Put above code in the functions.php file.

Brotli compression for faster page loading

Use brotli compression for your static assets instead of gzip. Google’s case study on Brotli has shown compression ratios of up to 26% smaller than current methods, with less CPU usage.

Boost website performance with HTTP/2

HTTP/2 protocol speeds up page load significantly and is widely supported by all major browsers and servers. In HTTP/2, when the browser sends a request, the server returns all necessary static assets in response to a single TCP connection at the same time. In this way, the download speed of your website is increased.

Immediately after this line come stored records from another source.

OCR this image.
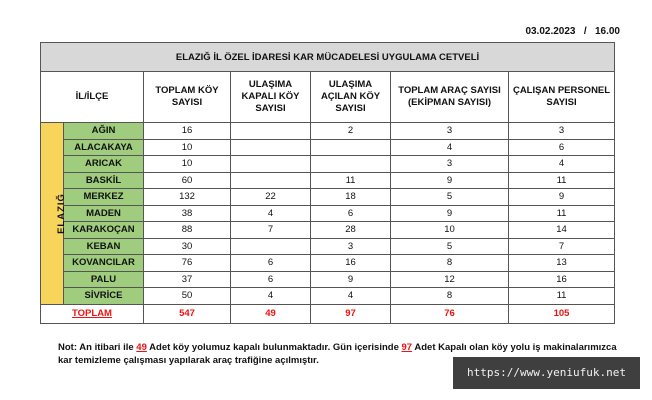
03.02.2023 / 16.00
ELAZIĞ İL ÖZEL İDARESİ KAR MÜCADELESİ UYGULAMA CETVELİ						
İL/İLÇE		TOPLAM KÖY SAYISI	ULAŞIMA KAPALI KÖY SAYISI	ULAŞIMA AÇILAN KÖY SAYISI	TOPLAM ARAÇ SAYISI (EKİPMAN SAYISI)	ÇALIŞAN PERSONEL SAYISI
ELAZIĞ	AĞIN	16		2	3	3
	ALACAKAYA	10			4	6
	ARICAK	10			3	4
	BASKİL	60		11	9	11
	MERKEZ	132	22	18	5	9
	MADEN	38	4	6	9	11
	KARAKOÇAN	88	7	28	10	14
	KEBAN	30		3	5	7
	KOVANCILAR	76	6	16	8	13
	PALU	37	6	9	12	16
	SİVRİCE	50	4	4	8	11
TOPLAM		547	49	97	76	105
Not: An itibari ile 49 Adet köy yolumuz kapalı bulunmaktadır. Gün içerisinde 97 Adet Kapalı olan köy yolu iş makinalarımızca kar temizleme çalışması yapılarak araç trafiğine açılmıştır.
https://www.yeniufuk.net
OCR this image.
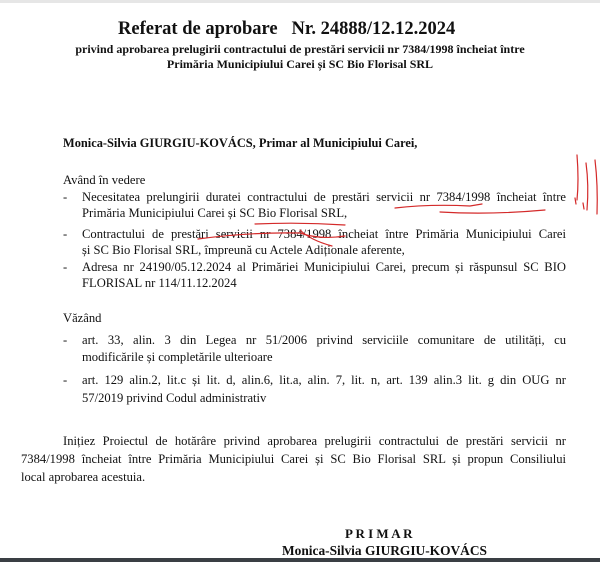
Referat de aprobare Nr. 24888/12.12.2024
privind aprobarea prelugirii contractului de prestări servicii nr 7384/1998 încheiat între
Primăria Municipiului Carei și SC Bio Florisal SRL
Monica-Silvia GIURGIU-KOVÁCS, Primar al Municipiului Carei,
Având în vedere
- Necesitatea prelungirii duratei contractului de prestări servicii nr 7384/1998 încheiat între
Primăria Municipiului Carei și SC Bio Florisal SRL,
- Contractului de prestări servicii nr 7384/1998 încheiat între Primăria Municipiului Carei
și SC Bio Florisal SRL, împreună cu Actele Adiționale aferente,
- Adresa nr 24190/05.12.2024 al Primăriei Municipiului Carei, precum și răspunsul SC BIO
FLORISAL nr 114/11.12.2024
Văzând
- art. 33, alin. 3 din Legea nr 51/2006 privind serviciile comunitare de utilități, cu
modificările și completările ulterioare
- art. 129 alin.2, lit.c și lit. d, alin.6, lit.a, alin. 7, lit. n, art. 139 alin.3 lit. g din OUG nr
57/2019 privind Codul administrativ
Inițiez Proiectul de hotărâre privind aprobarea prelugirii contractului de prestări servicii nr
7384/1998 încheiat între Primăria Municipiului Carei și SC Bio Florisal SRL și propun Consiliului
local aprobarea acestuia.
P R I M A R
Monica-Silvia GIURGIU-KOVÁCS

Faster loading also impacts crawling. Crawlers have time limits to crawling the page. The faster page loading the bigger chance you have that your page will be fully crawled and indexed.

Latest update: Optimize the use of multiple SVGs

Sometimes we have multiple SVGs within 1 file. While this keeps all images, and icons in one file and allows to use it later using reference (example: <svg><use xlink:href="#edit"></use></svg> then it impacts the page loading because they are embedded on all pages. It might be worth reviewing all SVGs inside the file and determining which are used and which aren’t used. Those that are used once could be moved to a separate file or embedded only on the page where it is used.

Too big HTML impacts also SEO and basically means that if the page size is too big, a search engine may not be able to get all of the content or may end up not fully caching it.